To really explain it I'm gonna go through a normal afternoon for me. My current goal is to play one game of chess per day. That's it. So I'm done with work between 5 and 6PM. I get something to eat. I put on something on the TV to watch and slowly, slowly, I start remembering that I should play chess today. And then I start getting this feeling in my stomach. It's almost a nervous feeling but without the jitteriness or any positive side effect. I lay there on my sofa, half-watching whatever I put on, and the feeling grows. Soon enough that feeling has expanded and I can feel it in my arms. I try to calm myself down by telling myself that I'll just give up. I won't do it today. But the feeling doesn't go away. It increases in intensity until I can't stand it anymore. I'm at a junction. Either I make the final call to not play today or I go and play right now. There is no in-between. I go to my computer and I press the "PLAY" button. And I play. Sometimes I'm so anxious after a few moves that my hands tremble a little bit. But as I play on, the feeling dissipates. As I know it will.

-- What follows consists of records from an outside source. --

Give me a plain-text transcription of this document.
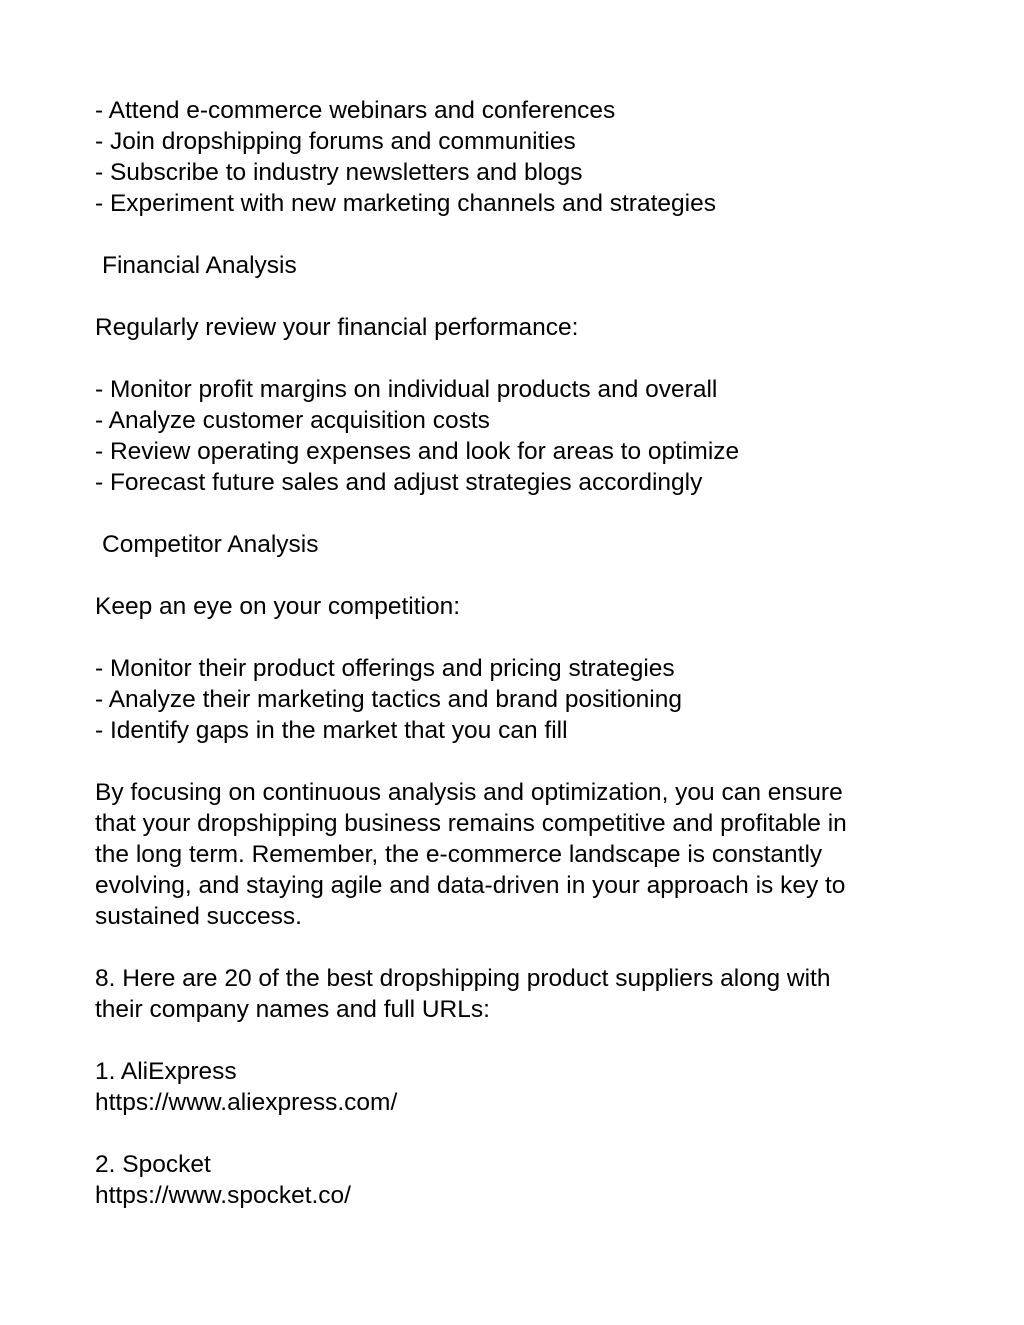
- Attend e-commerce webinars and conferences
- Join dropshipping forums and communities
- Subscribe to industry newsletters and blogs
- Experiment with new marketing channels and strategies
Financial Analysis
Regularly review your financial performance:
- Monitor profit margins on individual products and overall
- Analyze customer acquisition costs
- Review operating expenses and look for areas to optimize
- Forecast future sales and adjust strategies accordingly
Competitor Analysis
Keep an eye on your competition:
- Monitor their product offerings and pricing strategies
- Analyze their marketing tactics and brand positioning
- Identify gaps in the market that you can fill
By focusing on continuous analysis and optimization, you can ensure
that your dropshipping business remains competitive and profitable in
the long term. Remember, the e-commerce landscape is constantly
evolving, and staying agile and data-driven in your approach is key to
sustained success.
8. Here are 20 of the best dropshipping product suppliers along with
their company names and full URLs:
1. AliExpress
https://www.aliexpress.com/
2. Spocket
https://www.spocket.co/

Now here's the kicker: this is miles from where I was less than a month ago. A month ago I couldn't even bring myself to press the play button half of the time. The times I did, my hands would shake so much when playing that I had a hard time moving a piece. I would drop pieces because my index finger would tremble so much that it accidentally slipped from the mouse. All this, over a game played online. Against a person I had never met, and probably never will. Win or lose didn't matter. I was like a trembling leaf.

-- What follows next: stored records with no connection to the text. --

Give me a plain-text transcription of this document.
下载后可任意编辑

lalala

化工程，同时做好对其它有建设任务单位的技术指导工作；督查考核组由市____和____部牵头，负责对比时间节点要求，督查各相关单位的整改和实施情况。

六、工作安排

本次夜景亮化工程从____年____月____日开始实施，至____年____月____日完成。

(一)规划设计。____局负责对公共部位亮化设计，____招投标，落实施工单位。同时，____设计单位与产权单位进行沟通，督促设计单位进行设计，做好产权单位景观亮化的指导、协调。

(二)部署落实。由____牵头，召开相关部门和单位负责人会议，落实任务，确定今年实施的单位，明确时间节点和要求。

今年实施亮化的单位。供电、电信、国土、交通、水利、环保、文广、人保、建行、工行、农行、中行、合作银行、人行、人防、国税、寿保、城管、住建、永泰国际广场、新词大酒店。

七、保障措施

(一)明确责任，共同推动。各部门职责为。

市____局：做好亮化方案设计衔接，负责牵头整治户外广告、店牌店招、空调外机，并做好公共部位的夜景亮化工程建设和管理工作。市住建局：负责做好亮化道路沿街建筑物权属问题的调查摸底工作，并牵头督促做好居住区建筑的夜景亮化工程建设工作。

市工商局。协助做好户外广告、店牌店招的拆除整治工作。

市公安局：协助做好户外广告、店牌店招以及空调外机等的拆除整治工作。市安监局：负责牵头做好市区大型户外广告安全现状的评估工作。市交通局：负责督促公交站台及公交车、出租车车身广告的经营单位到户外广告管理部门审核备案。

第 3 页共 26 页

I've tried to describe how I'm feeling in these situations but if you haven't suffered from anxiety you will never fully be able to grasp that horrible feeling. You might tell yourself "Well if playing removes the anxiety, why don't you just play right away?" or "This is just a random person online. They won't remember you two minutes after the game is done." And both of those are true statements but they won't help. Logic doesn't work on me, right now. When I start feeling the anxiety creeping up on me I just lay there, hoping it will pass. Hoping that I've magically found an internal coping mechanism. But I know that I, inevitably, have to expose myself to make it better. Because reading this blog back to myself, I just realized I've only been at this for 3 weeks. And I'm already seeing this much improvement.

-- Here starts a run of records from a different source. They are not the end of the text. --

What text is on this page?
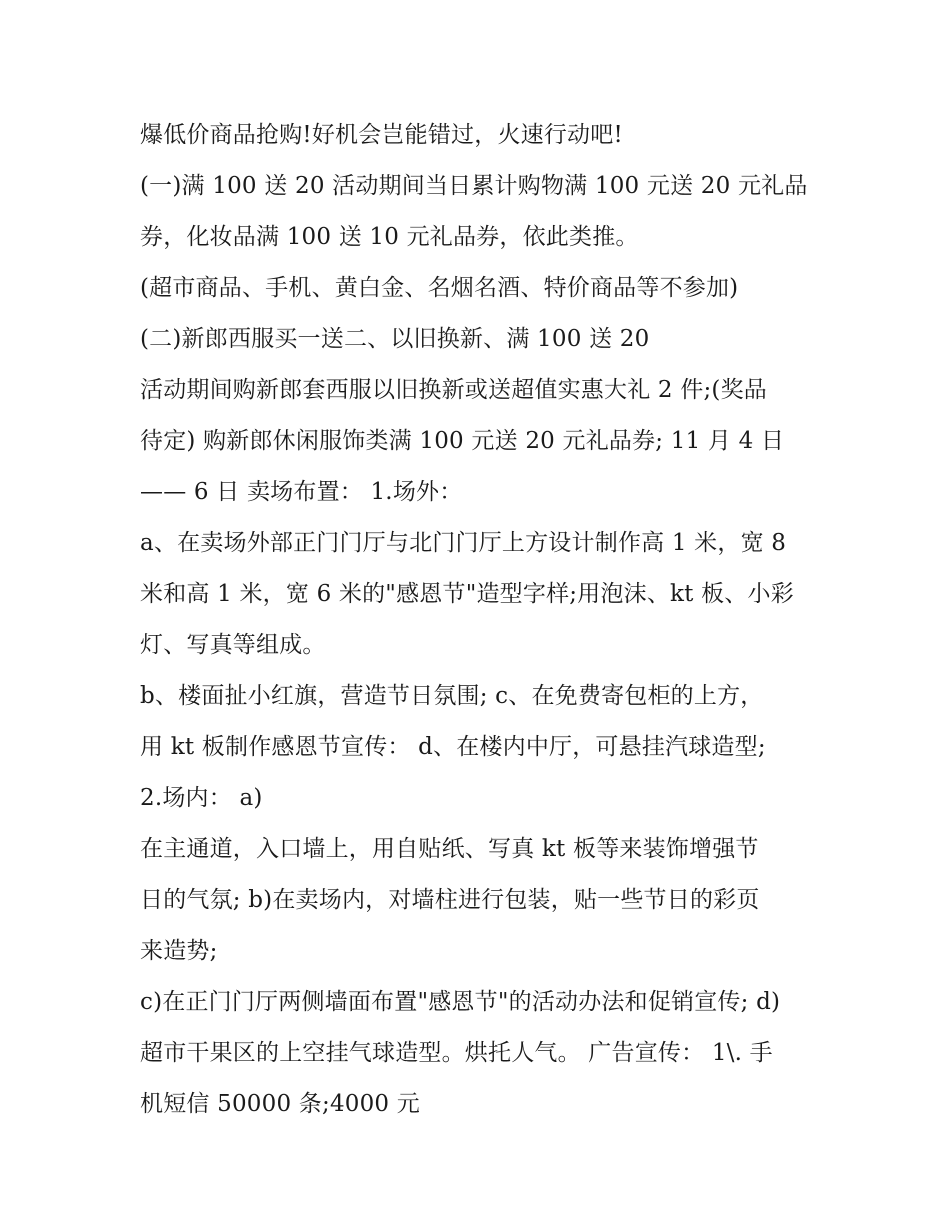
爆低价商品抢购!好机会岂能错过，火速行动吧!
(一)满 100 送 20 活动期间当日累计购物满 100 元送 20 元礼品
券，化妆品满 100 送 10 元礼品券，依此类推。
(超市商品、手机、黄白金、名烟名酒、特价商品等不参加)
(二)新郎西服买一送二、以旧换新、满 100 送 20
活动期间购新郎套西服以旧换新或送超值实惠大礼 2 件;(奖品
待定) 购新郎休闲服饰类满 100 元送 20 元礼品券; 11 月 4 日
—— 6 日 卖场布置： 1.场外：
a、在卖场外部正门门厅与北门门厅上方设计制作高 1 米，宽 8
米和高 1 米，宽 6 米的"感恩节"造型字样;用泡沫、kt 板、小彩
灯、写真等组成。
b、楼面扯小红旗，营造节日氛围; c、在免费寄包柜的上方，
用 kt 板制作感恩节宣传： d、在楼内中厅，可悬挂汽球造型;
2.场内： a)
在主通道，入口墙上，用自贴纸、写真 kt 板等来装饰增强节
日的气氛; b)在卖场内，对墙柱进行包装，贴一些节日的彩页
来造势;
c)在正门门厅两侧墙面布置"感恩节"的活动办法和促销宣传; d)
超市干果区的上空挂气球造型。烘托人气。 广告宣传： 1\. 手
机短信 50000 条;4000 元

It's hard to remember that from time to time. That I am making progress. Because when I lay on my couch, I don't feel that. I feel like I'm back on square one. All the progress just swept away. Not to talk about how exhausting it is. I can't focus on other things because I'm mentally preparing for a huge fight that's all in my head. I'm tired of feeling like this whenever I want to do something that I actually enjoy.
Anxiety is a motherfucker. It keeps me from making the changes I want. I keeps me from living the life I want. It keeps me from even attempting to form proper relationships. Because in order to make the changes, to live my life, and to build relationships I have to let go of my fear. I have to let other people drive. I have to battle my anxiety and not let it dictate what I do or who I am.